1948 Arap-İsrail Savaşı
1948 (veya Birinci) Arap-İsrail Savaşı, 1947-49 Filistin savaşının ikinci ve son aşamasıydı. İngiliz Filistin Mandası'nın sona ermesinin ardından 14 Mayıs 1948 gece yarısı başlamıştır. İsrail Bağımsızlık Bildirgesi o günün erken saatlerinde yayınlanmıştı. Arap devletlerinden oluşan bir askeri koalisyon 15 Mayıs sabahı İngiliz Filistin topraklarına girdi.
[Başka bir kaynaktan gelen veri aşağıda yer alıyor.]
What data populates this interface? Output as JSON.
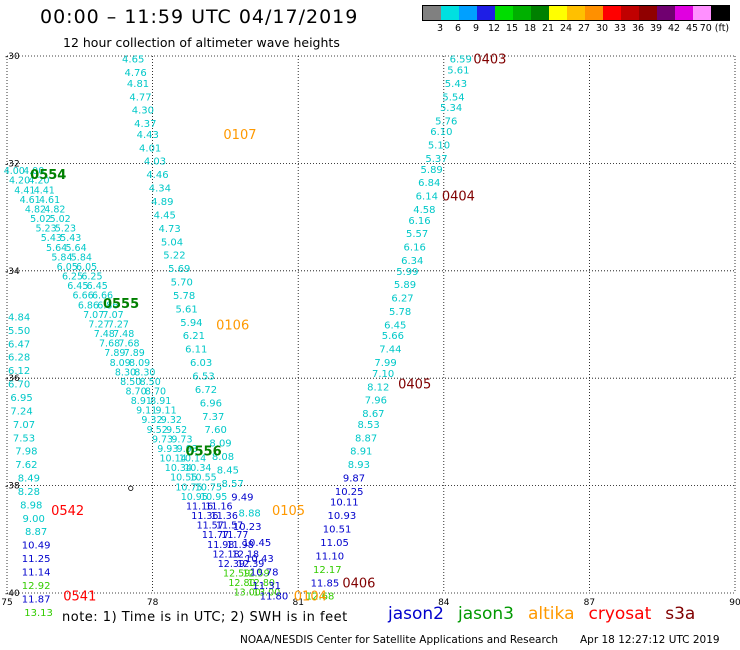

Savaşın ilk ölümleri 30 Kasım 1947'de gerçekleşti: Yahudileri taşıyan iki otobüs pusuya düşürüldü. Araplar ve Yahudiler arasında 1917 Balfour Deklarasyonu ve 1920'de İngiliz Filistin Mandası'nın kurulmasından bu yana gerilim ve çatışma vardı. Ne Araplar ne de Yahudiler İngiliz politikalarını beğeniyordu. Arapların muhalefeti Filistin'de 1936-1939 Arap isyanına dönüştü. Yahudi direnişi ise Filistin'deki Yahudi isyanına (1944-1947) dönüştü. Bu gerginlikler 1947'de iç savaşa yol açtı. Birleşmiş Milletler Filistin Bölünme Planı 29 Kasım 1947'de kabul edildi: Filistin'in bir Arap devleti, bir Yahudi devleti ve Kudüs ve Beytüllahim şehirleri için Özel Uluslararası Rejim olarak bölünmesi planlanıyordu.
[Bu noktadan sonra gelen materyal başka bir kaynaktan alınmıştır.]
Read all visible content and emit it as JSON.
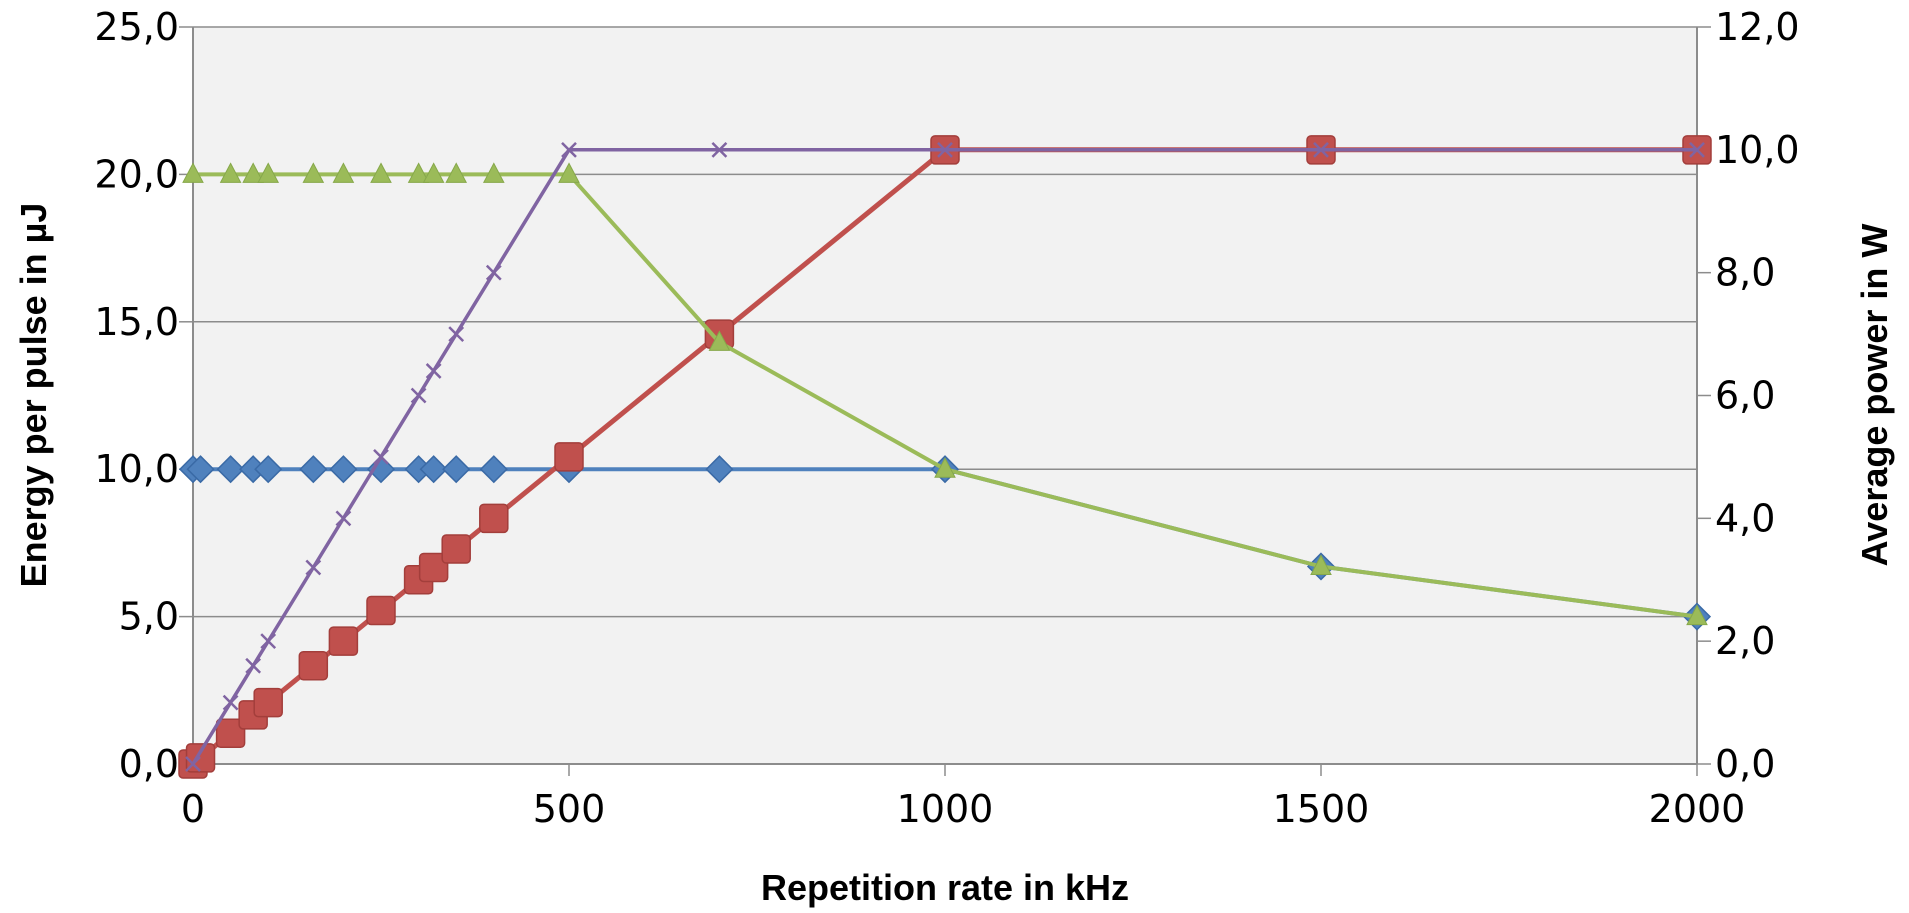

İsrail'in bağımsızlığını ilan etmesinden bir gün sonra, 15 Mayıs 1948'de, iç savaş İsrail ile Arap devletleri arasında bir çatışmaya dönüştü. Mısır, Trans Ürdün, Suriye ve Irak'tan gelen keşif kuvvetleri Filistin'e girdi. Bu güçler Arap bölgelerinin kontrolünü ele geçirdi ve derhal İsrail güçlerine ve bazı Yahudi yerleşimlerine saldırdı. On ay süren çatışmalar çoğunlukla İngiliz Mandası topraklarında, Sina Yarımadası'nda ve Güney Lübnan'da meydana geldi ve birkaç ateşkes dönemiyle kesintiye uğradı.
Savaş sonucunda İsrail Devleti, BM Genel Kurulu'nun 181 sayılı kararında Yahudi devleti için önerilen alanın yanı sıra 1947 Bölünme Planı'nda önerilen Arap devleti alanının neredeyse yüzde 60'ını kontrol eder hale geldi. Buna Yafa, Lydda ve Ramle bölgesi, Celile, Negev'in bazı kısımları, Tel Aviv-Kudüs yolu boyunca geniş bir şerit, Batı Kudüs ve Batı Şeria'daki bazı bölgeler dahildi. Trans Ürdün, ilhak ettiği eski İngiliz mandasının geri kalanını kontrol altına alırken, Mısır ordusu da Gazze Şeridi'nin kontrolünü ele geçirdi. Filistinli 2.000 delege, 1 Aralık 1948'de Eriha Konferansı'nda tam Arap birliğine doğru bir adım olarak Filistin ve Trans Ürdün'ün birleşmesi çağrısında bulundu. Çatışma Orta Doğu'da önemli bir demografik değişimi tetikledi. Yaklaşık 700,000 Filistinli Arap, İsrail'e dönüşen bölgedeki evlerinden kaçtı ya da sürüldü ve Al-Nakba ("felaket") olarak adlandırdıkları yerde Filistinli mülteciler haline geldiler. Savaştan sonraki üç yıl içinde, çoğu Orta Doğu'daki önceki yurtlarından sürülmüş olan yaklaşık 700.000 Yahudi İsrail'e göç etti.